Histoire[s] d’orgues
Cette année, le festival a raconté l’orgue en histoires. Des histoires d’hommes et d’instruments, d’hier et de demain, des histoires de voyages et de rencontres, de projets et de souvenirs. Histoires en musique, évidemment !
Toulouse et quatre villes d’Europe, dotées d’orgues magnifiques, ont décidé de mettre en commun idées, artistes et moyens pour placer l’orgue au coeur de spectacles ambitieux, innovants, différents. L’instrument-machine qu’est l’orgue a mis ses immenses moyens au service des projets artistiques les plus créatifs. Ce projet européen, baptisé Connecting Arts, permet ensuite de faire voyager les créations des différentes villes.

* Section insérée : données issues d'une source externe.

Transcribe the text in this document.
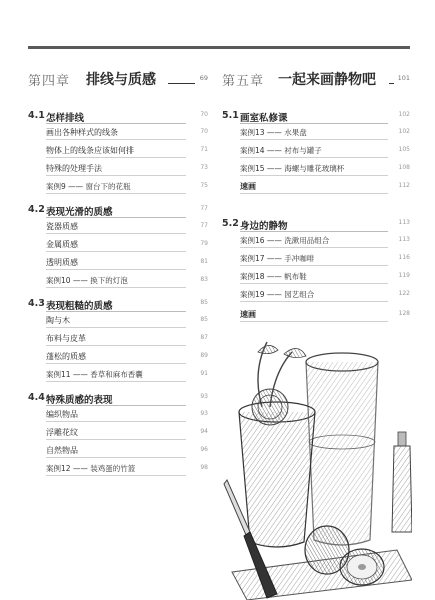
第四章 排线与质感	69
4.1 怎样排线	70
画出各种样式的线条	70
物体上的线条应该如何排	71
特殊的处理手法	73
案例9 —— 窗台下的花瓶	75
4.2 表现光滑的质感	77
瓷器质感	77
金属质感	79
透明质感	81
案例10 —— 换下的灯泡	83
4.3 表现粗糙的质感	85
陶与木	85
布料与皮革	87
蓬松的质感	89
案例11 —— 香草和麻布香囊	91
4.4 特殊质感的表现	93
编织物品	93
浮雕花纹	94
自然物品	96
案例12 —— 装鸡蛋的竹篮	98
第五章 一起来画静物吧	101
5.1 画室私修课	102
案例13 —— 水果盘	102
案例14 —— 衬布与罐子	105
案例15 —— 海螺与雕花玻璃杯	108
速画	112
5.2 身边的静物	113
案例16 —— 洗漱用品组合	113
案例17 —— 手冲咖啡	116
案例18 —— 帆布鞋	119
案例19 —— 园艺组合	122
速画	128
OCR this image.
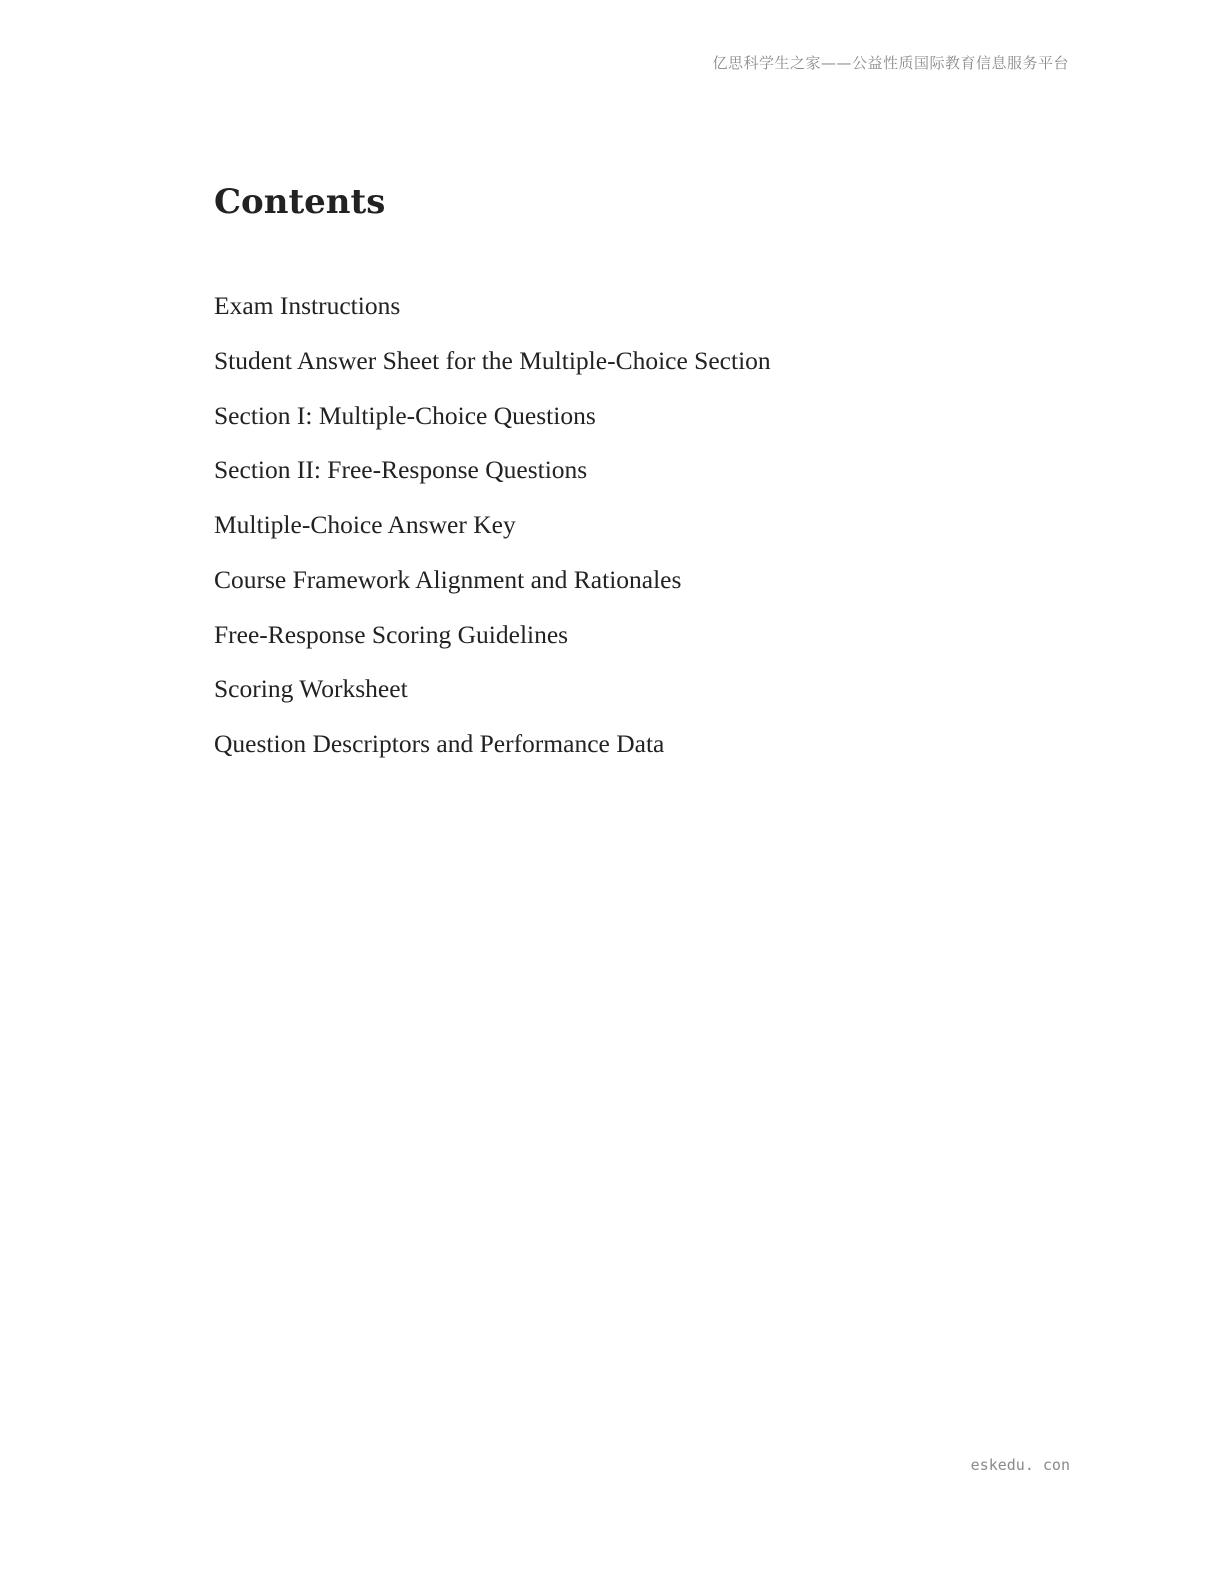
亿思科学生之家——公益性质国际教育信息服务平台
Contents
Exam Instructions
Student Answer Sheet for the Multiple-Choice Section
Section I: Multiple-Choice Questions
Section II: Free-Response Questions
Multiple-Choice Answer Key
Course Framework Alignment and Rationales
Free-Response Scoring Guidelines
Scoring Worksheet
Question Descriptors and Performance Data
eskedu. con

Cette année, Toulouse les Orgues a lancé Suspend’s. Lancé…au sens propre ! La création chorégraphique de la compagnie In Senso, dansée à 7 mètres du sol sur le mur du musée Saint Raymond, a été une soirée pour tous. Les danseurs ont évolué sur une double improvisation : improvisation musicale sur l’orgue de Saint-Sernin sonorisé, et improvisation picturale avec un mixage en direct de vidéo et de peinture.
Ce projet européen a permis également de partager avec d’autres pays l’hommage émouvant rendu au compositeur Jehan Alain, né en 1911. Malgré sa mort prématurée sur le front, à 29 ans, Jehan Alain a laissé une œuvre exceptionnelle et les souvenirs d’une vie intense. Ses pièces pour orgue, mais aussi ses lettres, poèmes et dessins ont servi à Brigitte Fossey et Michel Bouvard de matériau pour l’élaboration d’un spectacle musical, mis en scène par Brigitte Fossey elle-même.
La commémoration du centenaire de la naissance de Jehan Alain a donné aussi l’occasion d’entendre de nombreuses œuvres du compositeur dont une transcription rare pour orchestre de ses Trois Danses, transcription interprétée par l’Orchestre National du Capitole, dirigé par son chef Tugan Sokhiev.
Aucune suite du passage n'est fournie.